From the 1 November 2016, Migros will charge customers 5 cents a bag. In Migros’ own magazine, Christine Wiederkehr-Luther, director of the Environnement at Migros, says in 2013 the measure was successfully introduced in the canton of Vaud, which has seen the use of these bag fall by 90%. The Geneva branch of Migros, which decided in 2008 to ban the bags entirely, no longer makes them available at checkout.
Migros says its new bags will be made from recycled material, and any margin left after costs will be given to organisations working to protect the environment. When asked why the new bags wouldn’t be biodegradable, Wiederkehr-Luther pointed out that biodegradable bags are made from food products, such as rape seed oil, so it would be questionable to use this to make disposable bags when people in some parts of the world are dying from hunger.

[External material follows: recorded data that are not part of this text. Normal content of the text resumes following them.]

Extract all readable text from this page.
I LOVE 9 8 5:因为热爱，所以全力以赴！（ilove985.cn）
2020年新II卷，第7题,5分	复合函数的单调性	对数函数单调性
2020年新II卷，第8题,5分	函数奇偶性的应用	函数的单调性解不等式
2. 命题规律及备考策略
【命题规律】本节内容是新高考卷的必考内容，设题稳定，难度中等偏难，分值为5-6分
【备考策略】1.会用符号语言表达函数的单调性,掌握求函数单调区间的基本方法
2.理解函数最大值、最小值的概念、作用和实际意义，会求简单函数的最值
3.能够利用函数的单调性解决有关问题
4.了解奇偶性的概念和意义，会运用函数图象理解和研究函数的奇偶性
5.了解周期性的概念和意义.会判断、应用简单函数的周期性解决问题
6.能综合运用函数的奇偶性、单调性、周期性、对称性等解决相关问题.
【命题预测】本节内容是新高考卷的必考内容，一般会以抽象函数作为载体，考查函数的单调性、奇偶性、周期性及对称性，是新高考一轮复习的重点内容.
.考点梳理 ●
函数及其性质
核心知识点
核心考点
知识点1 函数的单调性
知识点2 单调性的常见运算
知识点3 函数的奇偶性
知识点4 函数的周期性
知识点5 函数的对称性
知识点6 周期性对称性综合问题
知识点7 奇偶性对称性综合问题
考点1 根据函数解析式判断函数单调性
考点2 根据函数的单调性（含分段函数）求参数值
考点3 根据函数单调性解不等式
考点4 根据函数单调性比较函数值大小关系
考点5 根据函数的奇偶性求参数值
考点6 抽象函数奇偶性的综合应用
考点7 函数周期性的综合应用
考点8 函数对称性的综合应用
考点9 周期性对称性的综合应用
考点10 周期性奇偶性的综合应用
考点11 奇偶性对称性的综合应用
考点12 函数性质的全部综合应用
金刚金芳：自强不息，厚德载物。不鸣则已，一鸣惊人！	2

In a press release, the supermarket chain Coop also said it will charge 5 cents per bag from 24 October 2016. Coop aims to cut the number of bags handed out by 80%. Its bags will also be made from recycled material.
Last Thursday, Switzerland’s government shelved a project to outlaw disposable plastic bags, after food retailers agreed to start charging for them by the end of 2018. In any case the government’s plan for an outright ban had run into legal hurdles.
The small clear plastic bags used for fruit and vegetables will remain.
Almost one year ago, the UK government introduced a 5 pence charge for these bags at large shops, claiming that major UK supermarkets gave out over 7.4 billion bags in 2013.
The UK government expects demand for these bags to drop by as much as 80%.